Where the last Cayenne was, err, unique, I find the 2011 to be a well-executed jellybean, not unlike a number of other luxury SUVs out there. Speaking of other luxury SUVs, why does a $117,000 Porsche Cayenne Turbo still have an optional premium package with things such as a backup camera, full keyless entry and start, and seat ventilation? The $22,000 Hyundai Elantra has two of those things, and most of the Cayenne’s competitors come standard with them. Ah, but then again, this is a Porsche — you buy one for the engine, the driving dynamics, and the wonderful over-engineering of it all.
Donny Nordlicht, Assistant Web Producer
Superfast SUVs still aren’t my cup of tea, but the new Cayenne Turbo mostly overcomes that prejudice. The most noticeable improvement compared to the last generation is the mass reduction. Granted, no one will confuse the 4784-pound Cayenne with a Cayman or even a Panamera, but in a day when every redesign seems to bring a 200-pound weight gain and a longer wheelbase, it’s nice to see someone take a step back. Whereas driving the old Cayenne Turbo felt like sitting atop a giant, fast-moving brick, the new model is small enough that you’re not completely surprised and terrified when your right foot unleashes all 500 hp. The steering is almost identically to the one in the Panamera, which is to say very light but also very accurate.
I’ll agree with Joe that this is now a very handsome vehicle. It’s certainly much more subtle and cohesive looking than a BMW X5 or X6 M. The interior looks plenty nice as well, and I admire Porsche for taking a different route than its competitors with a button-intensive center stack. The cluster of buttons is imposing to a first-time user, but after a few weeks of building up muscle memory, they’d become second nature.
David Zenlea, Assistant Editor
This Cayenne Turbo is the Porsche I would buy if I was Porsche shopping (assuming this alternate life still included a wife, two kids and a dog).
It looks great-the new exterior is far more refined. Previous weaknesses-all of the lights in particular-are now standout details. The machined faces and dark charcoal innards of the wheels, with the bright red brake calipers peeking through, are gorgeous.
The engine and exhaust sound awesome, and it is an absolute blast to drive. But beyond that, it is a Porsche that is a thoroughly functional vehicle. The interior is beautiful, with a cockpit and front seats that just seemed to fit perfectly, and a back seat with a surprising amount of space and legroom.
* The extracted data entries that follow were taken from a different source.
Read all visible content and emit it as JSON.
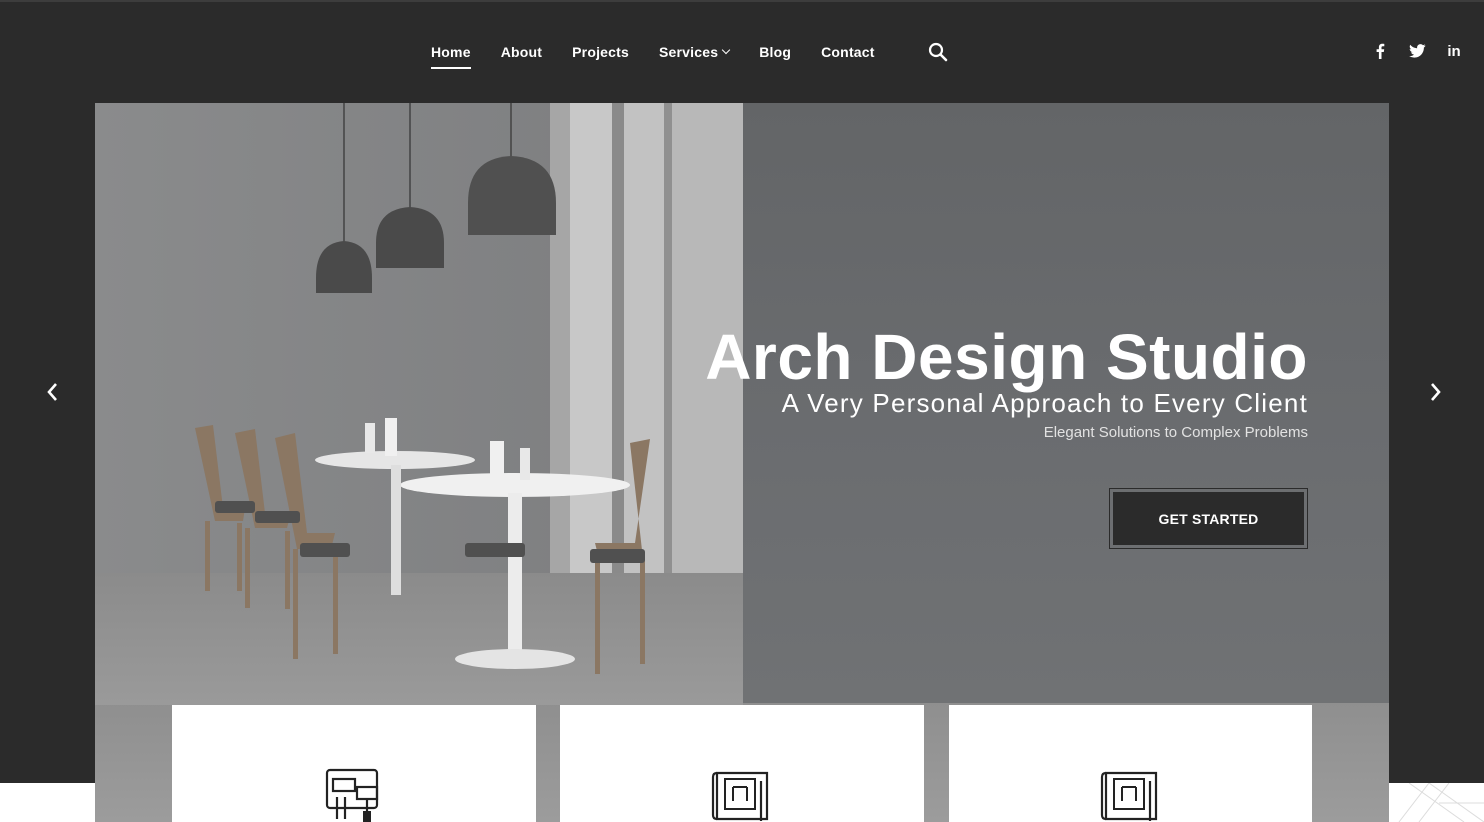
{
  "nav": {
    "items": [
      {
        "label": "Home",
        "active": true
      },
      {
        "label": "About"
      },
      {
        "label": "Projects"
      },
      {
        "label": "Services",
        "has_dropdown": true
      },
      {
        "label": "Blog"
      },
      {
        "label": "Contact"
      }
    ],
    "search_icon": "search-icon"
  },
  "social": {
    "facebook": "f",
    "twitter_icon": "twitter-icon",
    "linkedin": "in"
  },
  "hero": {
    "title": "Arch Design Studio",
    "subtitle": "A Very Personal Approach to Every Client",
    "tagline": "Elegant Solutions to Complex Problems",
    "cta_label": "GET STARTED"
  },
  "carousel": {
    "prev_icon": "chevron-left-icon",
    "next_icon": "chevron-right-icon"
  },
  "cards": [
    {
      "icon": "paint-roller-icon"
    },
    {
      "icon": "blueprint-icon"
    },
    {
      "icon": "blueprint-icon"
    }
  ],
  "colors": {
    "header_bg": "#2b2b2b",
    "text": "#ffffff",
    "cta_bg": "#2b2b2b"
  }
}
Add to that a respectable cargo area, all-wheel-drive, and a host of safety features, it’s the complete package.
For me, this is a Porsche without compromises.
The Cayenne Turbo doesn’t feel like an overpowered SUV, or a too-tall sports car, it feels like a completely naturally-evolved creature. Perfectly balanced, light on its feet, but firmly planted-if that makes any sense. I would never tire of driving it.
Yeah, the dizzying array of buttons on the console is ridiculous, but David is right that the ones you use would eventually fall (somewhat) readily to hand. (Why Porsche decided to bury the “lock/unlock” button in the farthest, deepest corner of the console is beyond me-especially since the doors all lock every time you drive. It took forever to find it the lock release first time, and was no less annoying each time I had to grab camera gear out of the back seat. Put it on the damn door where it belongs!)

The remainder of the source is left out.